では、日本ではこの「鳥葬」が行われていたのだろうか。
貝原益軒(かいばら えきけん) 著「続和漢名数(ぞくわかんめいすう)」などによると、江戸時代前期まで行われていた「遺体を野に捨て置く」埋葬方法である「野葬」から発生したものであるとされている。まずはこの絵を見てもらいたい。
「九相図(くそうず)」(画像提供:河鍋暁斎記念美術館)
「筆に遊び、時代を描ききった天才絵師」といわれる画家・河鍋暁斎(かわなべきょうさい)が描いた「九相図」である。
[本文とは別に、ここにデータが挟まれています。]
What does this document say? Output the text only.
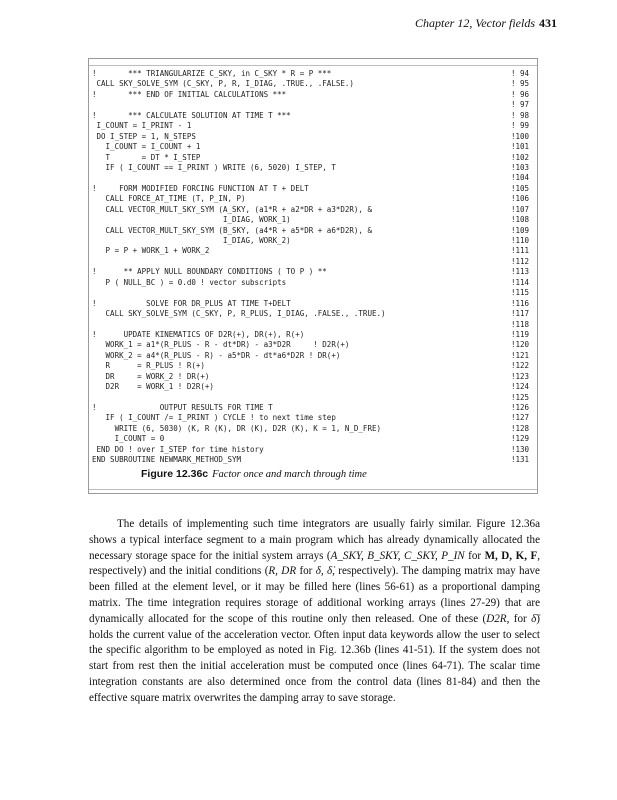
Chapter 12, Vector fields 431
!       *** TRIANGULARIZE C_SKY, in C_SKY * R = P ***	! 94
CALL SKY_SOLVE_SYM (C_SKY, P, R, I_DIAG, .TRUE., .FALSE.)	! 95
!       *** END OF INITIAL CALCULATIONS ***	! 96
! 97
!       *** CALCULATE SOLUTION AT TIME T ***	! 98
I_COUNT = I_PRINT - 1	! 99
DO I_STEP = 1, N_STEPS	!100
I_COUNT = I_COUNT + 1	!101
T       = DT * I_STEP	!102
IF ( I_COUNT == I_PRINT ) WRITE (6, 5020) I_STEP, T	!103
!104
!     FORM MODIFIED FORCING FUNCTION AT T + DELT	!105
CALL FORCE_AT_TIME (T, P_IN, P)	!106
CALL VECTOR_MULT_SKY_SYM (A_SKY, (a1*R + a2*DR + a3*D2R), &	!107
I_DIAG, WORK_1)	!108
CALL VECTOR_MULT_SKY_SYM (B_SKY, (a4*R + a5*DR + a6*D2R), &	!109
I_DIAG, WORK_2)	!110
P = P + WORK_1 + WORK_2	!111
!112
!      ** APPLY NULL BOUNDARY CONDITIONS ( TO P ) **	!113
P ( NULL_BC ) = 0.d0 ! vector subscripts	!114
!115
!           SOLVE FOR DR_PLUS AT TIME T+DELT	!116
CALL SKY_SOLVE_SYM (C_SKY, P, R_PLUS, I_DIAG, .FALSE., .TRUE.)	!117
!118
!      UPDATE KINEMATICS OF D2R(+), DR(+), R(+)	!119
WORK_1 = a1*(R_PLUS - R - dt*DR) - a3*D2R     ! D2R(+)	!120
WORK_2 = a4*(R_PLUS - R) - a5*DR - dt*a6*D2R ! DR(+)	!121
R      = R_PLUS ! R(+)	!122
DR     = WORK_2 ! DR(+)	!123
D2R    = WORK_1 ! D2R(+)	!124
!125
!              OUTPUT RESULTS FOR TIME T	!126
IF ( I_COUNT /= I_PRINT ) CYCLE ! to next time step	!127
WRITE (6, 5030) (K, R (K), DR (K), D2R (K), K = 1, N_D_FRE)	!128
I_COUNT = 0	!129
END DO ! over I_STEP for time history	!130
END SUBROUTINE NEWMARK_METHOD_SYM	!131
Figure 12.36c Factor once and march through time

The details of implementing such time integrators are usually fairly similar. Figure 12.36a shows a typical interface segment to a main program which has already dynamically allocated the necessary storage space for the initial system arrays (A_SKY, B_SKY, C_SKY, P_IN for M, D, K, F, respectively) and the initial conditions (R, DR for δ, δ̇, respectively). The damping matrix may have been filled at the element level, or it may be filled here (lines 56-61) as a proportional damping matrix. The time integration requires storage of additional working arrays (lines 27-29) that are dynamically allocated for the scope of this routine only then released. One of these (D2R, for δ̈) holds the current value of the acceleration vector. Often input data keywords allow the user to select the specific algorithm to be employed as noted in Fig. 12.36b (lines 41-51). If the system does not start from rest then the initial acceleration must be computed once (lines 64-71). The scalar time integration constants are also determined once from the control data (lines 81-84) and then the effective square matrix overwrites the damping array to save storage.
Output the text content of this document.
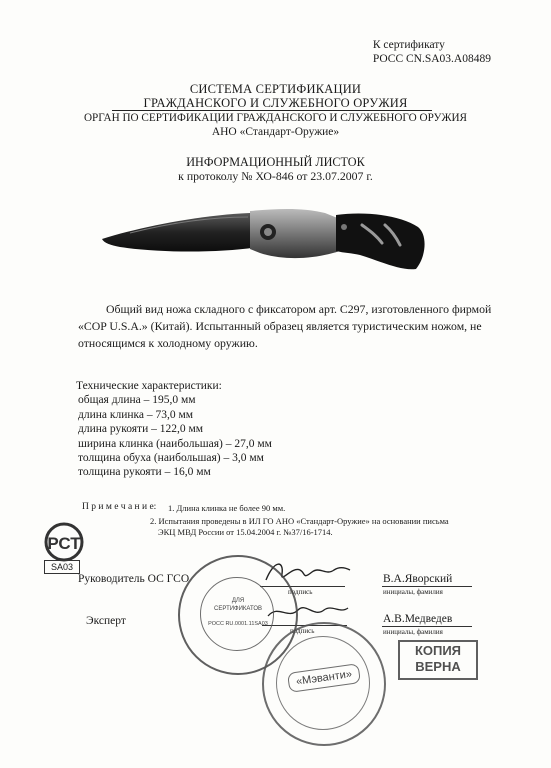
К сертификату
РОСС CN.SA03.A08489
СИСТЕМА СЕРТИФИКАЦИИ
ГРАЖДАНСКОГО И СЛУЖЕБНОГО ОРУЖИЯ
ОРГАН ПО СЕРТИФИКАЦИИ ГРАЖДАНСКОГО И СЛУЖЕБНОГО ОРУЖИЯ
АНО «Стандарт-Оружие»
ИНФОРМАЦИОННЫЙ ЛИСТОК
к протоколу № ХО-846 от 23.07.2007 г.
Общий вид ножа складного с фиксатором арт. С297, изготовленного фирмой
«COP U.S.A.» (Китай). Испытанный образец является туристическим ножом, не
относящимся к холодному оружию.
Технические характеристики:
общая длина – 195,0 мм
длина клинка – 73,0 мм
длина рукояти – 122,0 мм
ширина клинка (наибольшая) – 27,0 мм
толщина обуха (наибольшая) – 3,0 мм
толщина рукояти – 16,0 мм
П р и м е ч а н и е: 1. Длина клинка не более 90 мм.
2. Испытания проведены в ИЛ ГО АНО «Стандарт-Оружие» на основании письма
ЭКЦ МВД России от 15.04.2004 г. №37/16-1714.
РСТ
SA03
Руководитель ОС ГСО
подпись
В.А.Яворский
инициалы, фамилия
Эксперт
подпись
А.В.Медведев
инициалы, фамилия
ДЛЯ СЕРТИФИКАТОВ
РОСС RU.0001.11SA03
«Мэванти»
КОПИЯ
ВЕРНА
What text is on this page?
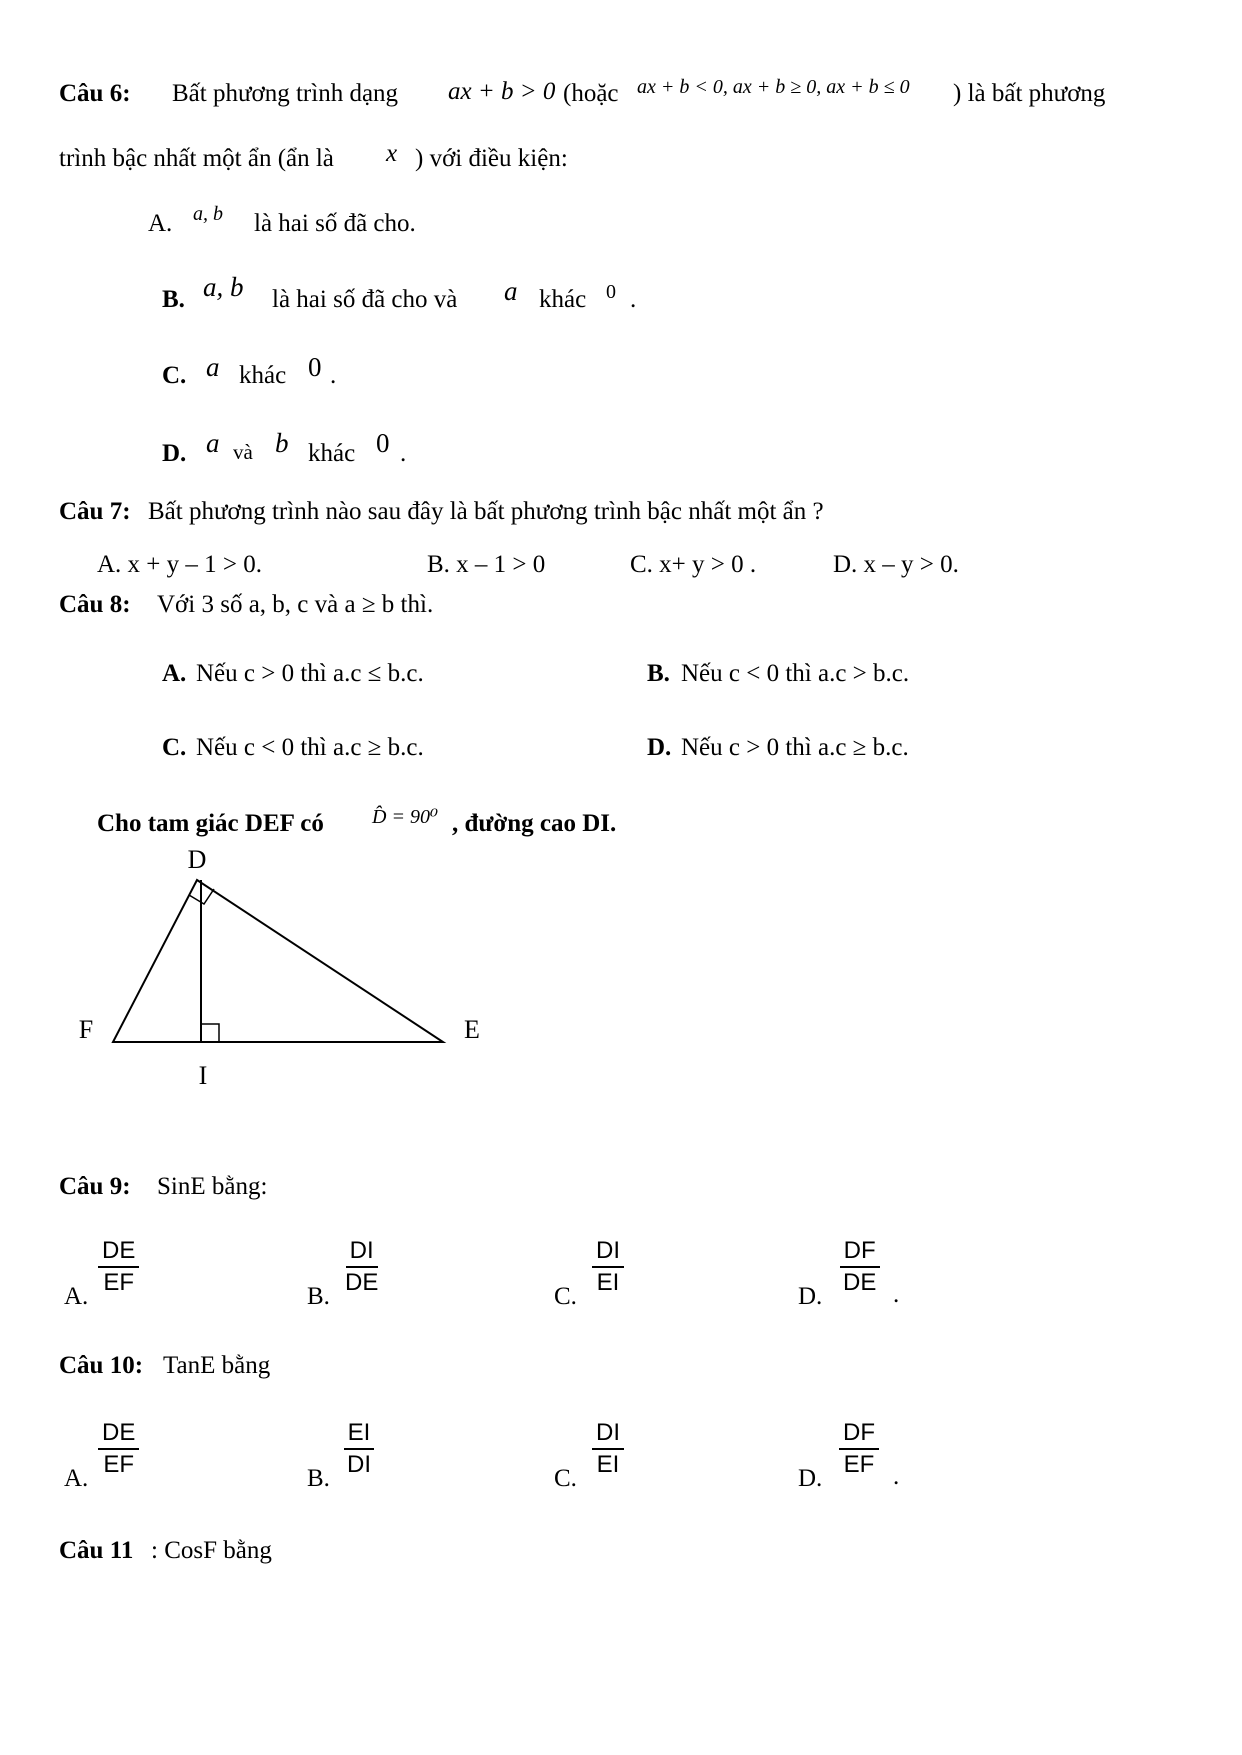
Câu 6: Bất phương trình dạng ax + b > 0 (hoặc ax + b < 0, ax + b ≥ 0, ax + b ≤ 0 ) là bất phương
trình bậc nhất một ẩn (ẩn là x ) với điều kiện:
A. a, b là hai số đã cho.
B. a, b là hai số đã cho và a khác 0 .
C. a khác 0 .
D. a và b khác 0 .
Câu 7: Bất phương trình nào sau đây là bất phương trình bậc nhất một ẩn ?
A. x + y – 1 > 0.	B. x – 1 > 0	C. x+ y > 0 .	D. x – y > 0.
Câu 8: Với 3 số a, b, c và a ≥ b thì.
A. Nếu c > 0 thì a.c ≤ b.c.	B. Nếu c < 0 thì a.c > b.c.
C. Nếu c < 0 thì a.c ≥ b.c.	D. Nếu c > 0 thì a.c ≥ b.c.
Cho tam giác DEF có D̂ = 90⁰ , đường cao DI.
D
F	E
I
Câu 9: SinE bằng:
A. $\frac{DE}{EF}$	B. $\frac{DI}{DE}$	C. $\frac{DI}{EI}$	D. $\frac{DF}{DE}$ .
Câu 10: TanE bằng
A. $\frac{DE}{EF}$	B. $\frac{EI}{DI}$	C. $\frac{DI}{EI}$	D. $\frac{DF}{EF}$ .
Câu 11 : CosF bằng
暁斎が生まれた江戸時代までは、自然下に遺体を葬る野葬があった、とされている。野にさらされた遺体は動物にとっては単なる「エサ」となり、犬や猫、もちろん鳥にも食べられていただろう。
しかし、その野葬の始まりや所作を詳細に記した資料はほとんど残されていない。骨すら残らないからである。
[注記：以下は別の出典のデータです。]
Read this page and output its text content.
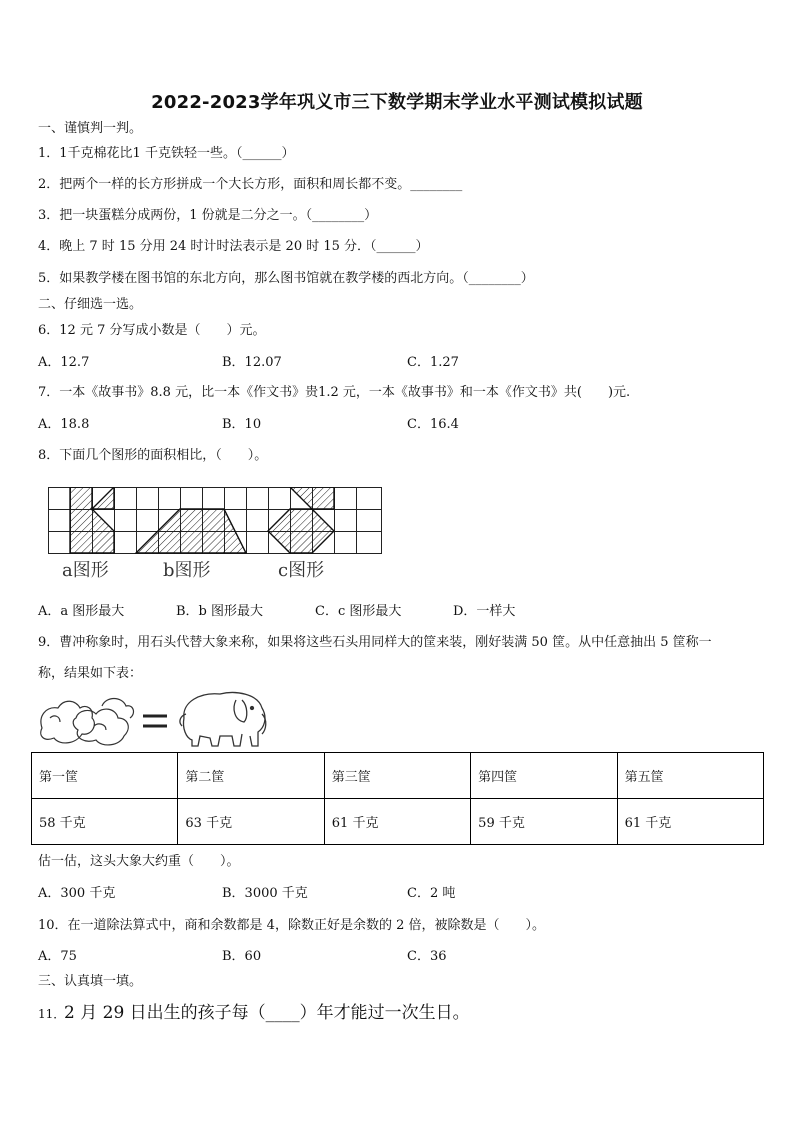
2022-2023学年巩义市三下数学期末学业水平测试模拟试题
一、谨慎判一判。
1．1千克棉花比1 千克铁轻一些。（______）
2．把两个一样的长方形拼成一个大长方形，面积和周长都不变。________
3．把一块蛋糕分成两份，1 份就是二分之一。（________）
4．晚上 7 时 15 分用 24 时计时法表示是 20 时 15 分．（______）
5．如果教学楼在图书馆的东北方向，那么图书馆就在教学楼的西北方向。（________）
二、仔细选一选。
6．12 元 7 分写成小数是（　　）元。
A．12.7	B．12.07	C．1.27
7．一本《故事书》8.8 元，比一本《作文书》贵1.2 元，一本《故事书》和一本《作文书》共(　　)元.
A．18.8	B．10	C．16.4
8．下面几个图形的面积相比，（　　）。
a图形	b图形	c图形
A．a 图形最大	B．b 图形最大	C．c 图形最大	D．一样大
9．曹冲称象时，用石头代替大象来称，如果将这些石头用同样大的筐来装，刚好装满 50 筐。从中任意抽出 5 筐称一
称，结果如下表：
第一筐	第二筐	第三筐	第四筐	第五筐
58 千克	63 千克	61 千克	59 千克	61 千克
估一估，这头大象大约重（　　）。
A．300 千克	B．3000 千克	C．2 吨
10．在一道除法算式中，商和余数都是 4，除数正好是余数的 2 倍，被除数是（　　）。
A．75	B．60	C．36
三、认真填一填。
11．
2 月 29 日出生的孩子每（____）年才能过一次生日。
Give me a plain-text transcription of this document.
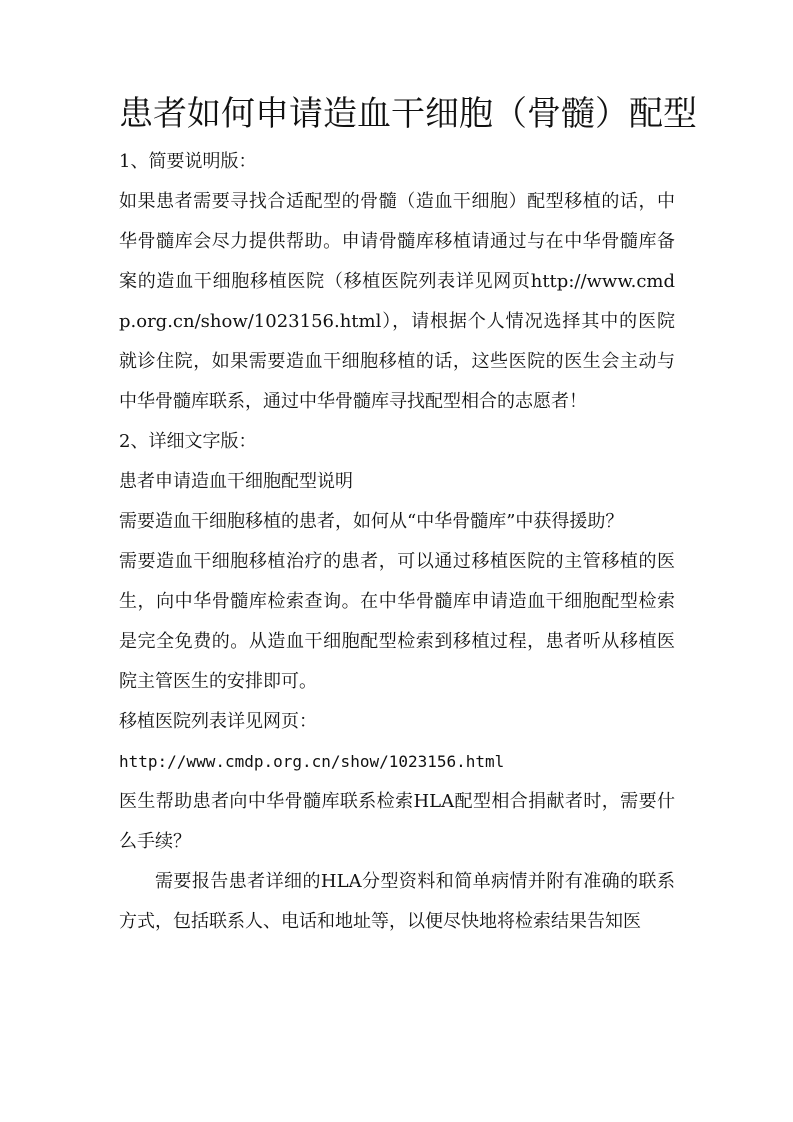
患者如何申请造血干细胞（骨髓）配型

1、简要说明版：

如果患者需要寻找合适配型的骨髓（造血干细胞）配型移植的话，中华骨髓库会尽力提供帮助。申请骨髓库移植请通过与在中华骨髓库备案的造血干细胞移植医院（移植医院列表详见网页http://www.cmdp.org.cn/show/1023156.html），请根据个人情况选择其中的医院就诊住院，如果需要造血干细胞移植的话，这些医院的医生会主动与中华骨髓库联系，通过中华骨髓库寻找配型相合的志愿者！

2、详细文字版：

患者申请造血干细胞配型说明

需要造血干细胞移植的患者，如何从“中华骨髓库”中获得援助？

需要造血干细胞移植治疗的患者，可以通过移植医院的主管移植的医生，向中华骨髓库检索查询。在中华骨髓库申请造血干细胞配型检索是完全免费的。从造血干细胞配型检索到移植过程，患者听从移植医院主管医生的安排即可。

移植医院列表详见网页：

http://www.cmdp.org.cn/show/1023156.html

医生帮助患者向中华骨髓库联系检索HLA配型相合捐献者时，需要什么手续？

需要报告患者详细的HLA分型资料和简单病情并附有准确的联系方式，包括联系人、电话和地址等，以便尽快地将检索结果告知医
「九相図 下絵」(画像提供:河鍋暁斎記念美術館)。鳥が遺体をつついている
江戸時代以降、「墓石を立てて埋葬をする」という文化が浸透し始めたことにより、「野葬」という文化がなくなった、といわれている。この絵から推測すると、かなり「鳥葬」のイメージに近い。日本でも「野葬」というかたちで「鳥葬」に近い文化があったのだろう。
なぜ鳥が丘で鳥葬が?
では、実際に戸塚区鳥が丘で「鳥葬」は行われていたのだろうか。
かつて、平安時代の平安京(京都)には「京都七墓」と呼ばれる広大な埋葬地があり(江戸遺跡研究会編「墓と埋葬と江戸時代」参照)、その中に「鳥野辺」と呼ばれた場所があって、土葬や火葬などさまざまな埋葬が、行われていたが打ち捨てられた遺体もあったそうだ。「鳥」の字がつけられた地はかつて埋葬の地であったという話を耳にしたことがあるし、鳥が丘には戸塚斎場がある。
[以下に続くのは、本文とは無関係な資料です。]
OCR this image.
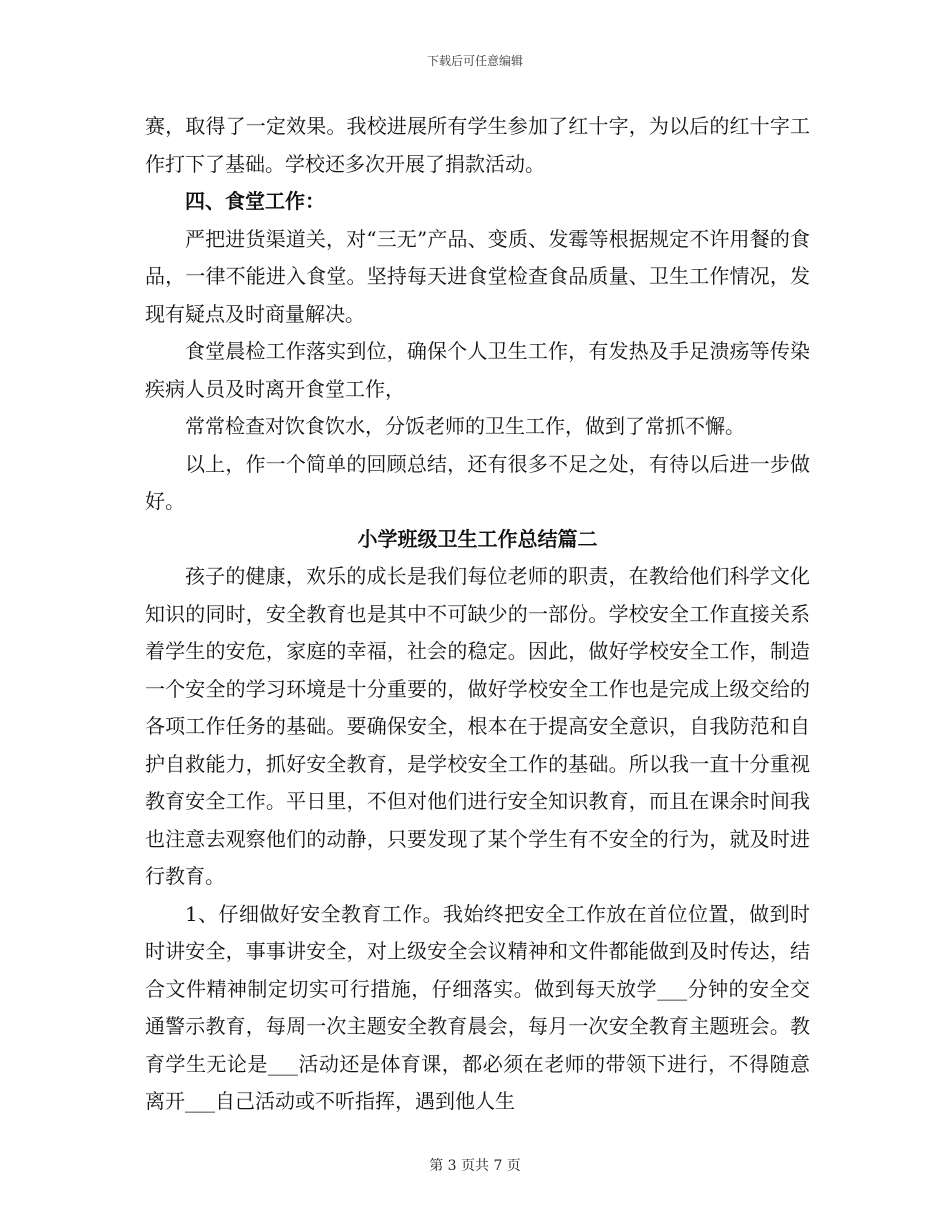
下载后可任意编辑

赛，取得了一定效果。我校进展所有学生参加了红十字，为以后的红十字工作打下了基础。学校还多次开展了捐款活动。

四、食堂工作：

严把进货渠道关，对“三无”产品、变质、发霉等根据规定不许用餐的食品，一律不能进入食堂。坚持每天进食堂检查食品质量、卫生工作情况，发现有疑点及时商量解决。

食堂晨检工作落实到位，确保个人卫生工作，有发热及手足溃疡等传染疾病人员及时离开食堂工作，

常常检查对饮食饮水，分饭老师的卫生工作，做到了常抓不懈。

以上，作一个简单的回顾总结，还有很多不足之处，有待以后进一步做好。

小学班级卫生工作总结篇二

孩子的健康，欢乐的成长是我们每位老师的职责，在教给他们科学文化知识的同时，安全教育也是其中不可缺少的一部份。学校安全工作直接关系着学生的安危，家庭的幸福，社会的稳定。因此，做好学校安全工作，制造一个安全的学习环境是十分重要的，做好学校安全工作也是完成上级交给的各项工作任务的基础。要确保安全，根本在于提高安全意识，自我防范和自护自救能力，抓好安全教育，是学校安全工作的基础。所以我一直十分重视教育安全工作。平日里，不但对他们进行安全知识教育，而且在课余时间我也注意去观察他们的动静，只要发现了某个学生有不安全的行为，就及时进行教育。

1、仔细做好安全教育工作。我始终把安全工作放在首位位置，做到时时讲安全，事事讲安全，对上级安全会议精神和文件都能做到及时传达，结合文件精神制定切实可行措施，仔细落实。做到每天放学___分钟的安全交通警示教育，每周一次主题安全教育晨会，每月一次安全教育主题班会。教育学生无论是___活动还是体育课，都必须在老师的带领下进行，不得随意离开___自己活动或不听指挥，遇到他人生

第 3 页共 7 页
だが、「横浜の町名」によると「鳥が丘」の由来について、次のような記述しか見つからなかった。一つは、以前この地に「大鳥ヶ谷」「鳥ヶ谷前」と呼ばれる町名があったということ。もう一つは、鳥が丘周辺の開発を行った土地区画整理組合の名称が「鳥ヶ谷」であったことから「鳥」の字を用い、新しい町として印象づけようとしたこと。地名からは埋葬に関する手がかりを見つけることができなかった。
「町名の由来を解説した「横浜の町名」
ここで、実際に戸塚地域に鳥葬があったかどうかを聞きに、戸塚斎場を管理する横浜市役所へ行くことに。
横浜市役所7階へ
対応していただいたのは施設課の荻沼(おぎぬま)舞子さんと楠田(くすだ)祐司さん。
「・・・鳥葬?」と驚いた表情をされていた
「鳥が丘で“かつて鳥葬”があったと聞いたのですが、ご存知ですか?」と聞くと、お二人とも「まったく知らない」とのこと。
鳥が丘は1978(昭和53)年に土地区画整理事業で誕生した新しい土地で、戸塚斎場は1980(昭和55)年に設置されたが、設置前も火葬場であったそうだ。実際に足を運んでみれば火葬場としての歴史の手がかりをつかむことができるかもしれない。